Les attaques pre-boot : Kon-Boot et les autres bootkits
Date : 08 Juin 2009
Ce mois-ci, un des membres du Cert-IST a attiré notre attention sur un outil de hacking, nommé "Kon-Boot", qui permet de se connecter en tant qu’administrateur sur un poste sans connaître le mot de passe associé. Rien de nouveau jusque-là, puisqu’il existe depuis des années des CD-ROM de démarrage permettant d’aller écraser le mot de passe administrateur d’un système pour en choisir un autre. Oui mais l’outil Kon-Boot que nous allons entre autres présenter ici permet de prendre le contrôle d’un système sans modifier la moindre donnée sur le disque dur de la machine compromise. De plus, c’est bien le véritable système d’exploitation installé sur la machine qui démarre et non un système spécifiquement conçu stocké sur le CD de boot.

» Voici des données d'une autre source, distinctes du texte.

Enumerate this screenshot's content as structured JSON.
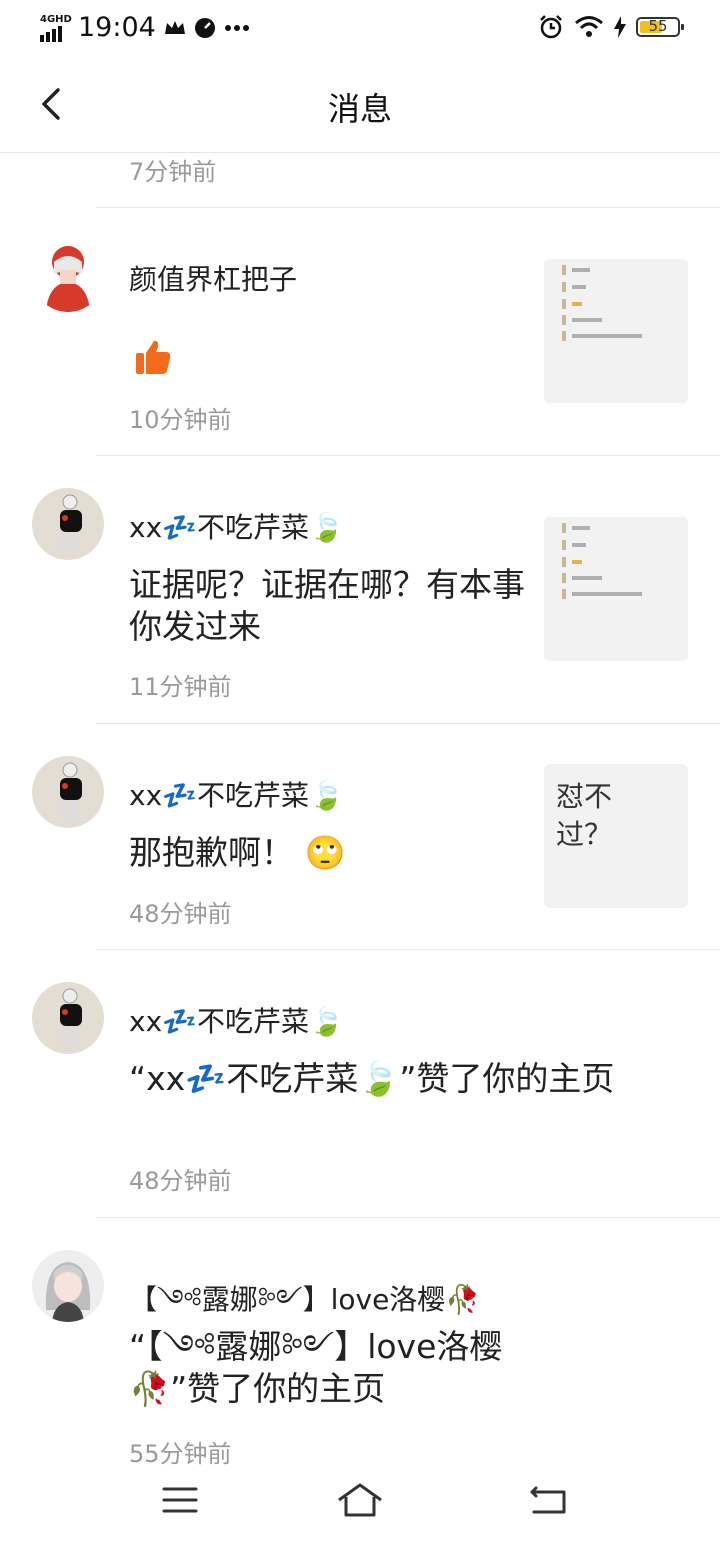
{
  "status_bar": {
    "network": "4GHD",
    "time": "19:04",
    "battery": "55"
  },
  "header": {
    "title": "消息"
  },
  "top_time": "7分钟前",
  "messages": [
    {
      "name": "颜值界杠把子",
      "text": "",
      "reaction": "thumbs-up-icon",
      "time": "10分钟前",
      "preview": "thumbnail"
    },
    {
      "name": "xx💤不吃芹菜🍃",
      "text": "证据呢？证据在哪？有本事你发过来",
      "time": "11分钟前",
      "preview": "thumbnail"
    },
    {
      "name": "xx💤不吃芹菜🍃",
      "text": "那抱歉啊！ 🙄",
      "time": "48分钟前",
      "preview_text": "怼不过？"
    },
    {
      "name": "xx💤不吃芹菜🍃",
      "text": "“xx💤不吃芹菜🍃”赞了你的主页",
      "time": "48分钟前"
    },
    {
      "name": "【༺露娜༻】love洛樱🥀",
      "text": "“【༺露娜༻】love洛樱🥀”赞了你的主页",
      "time": "55分钟前"
    }
  ],
  "colors": {
    "accent_orange": "#f26b1d",
    "muted_text": "#9a9a9a"
  }
}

Avant d’entrer dans le vif du sujet, nous souhaitons attirer votre attention sur le fait qu’il peut être dangereux d’essayer ce genre d’outils. En effet, rien ne dit qu’il ne contient pas des fonctionnalités malveillantes cachées, et en particulier dans le cas d’un outil comme Kon-Boot dont le code source n’est pas publié. Nous vous recommandons donc la plus grande prudence lors de la réalisation de tels tests, et en particulier l’usage d’une machine dédiée isolée du reste du réseau.
En gros, comment ça marche ?
L’outil Kon-Boot, qui est d’ailleurs gratuit, se présente sous la forme d’un CD-ROM amorçable. L’auteur signale qu’il est compatible avec la plupart des versions de Windows (2003 et 2008 Server, XP, Vista et même les premières pré-versions de Windows 7) ainsi qu’avec un certain nombre de distributions Linux.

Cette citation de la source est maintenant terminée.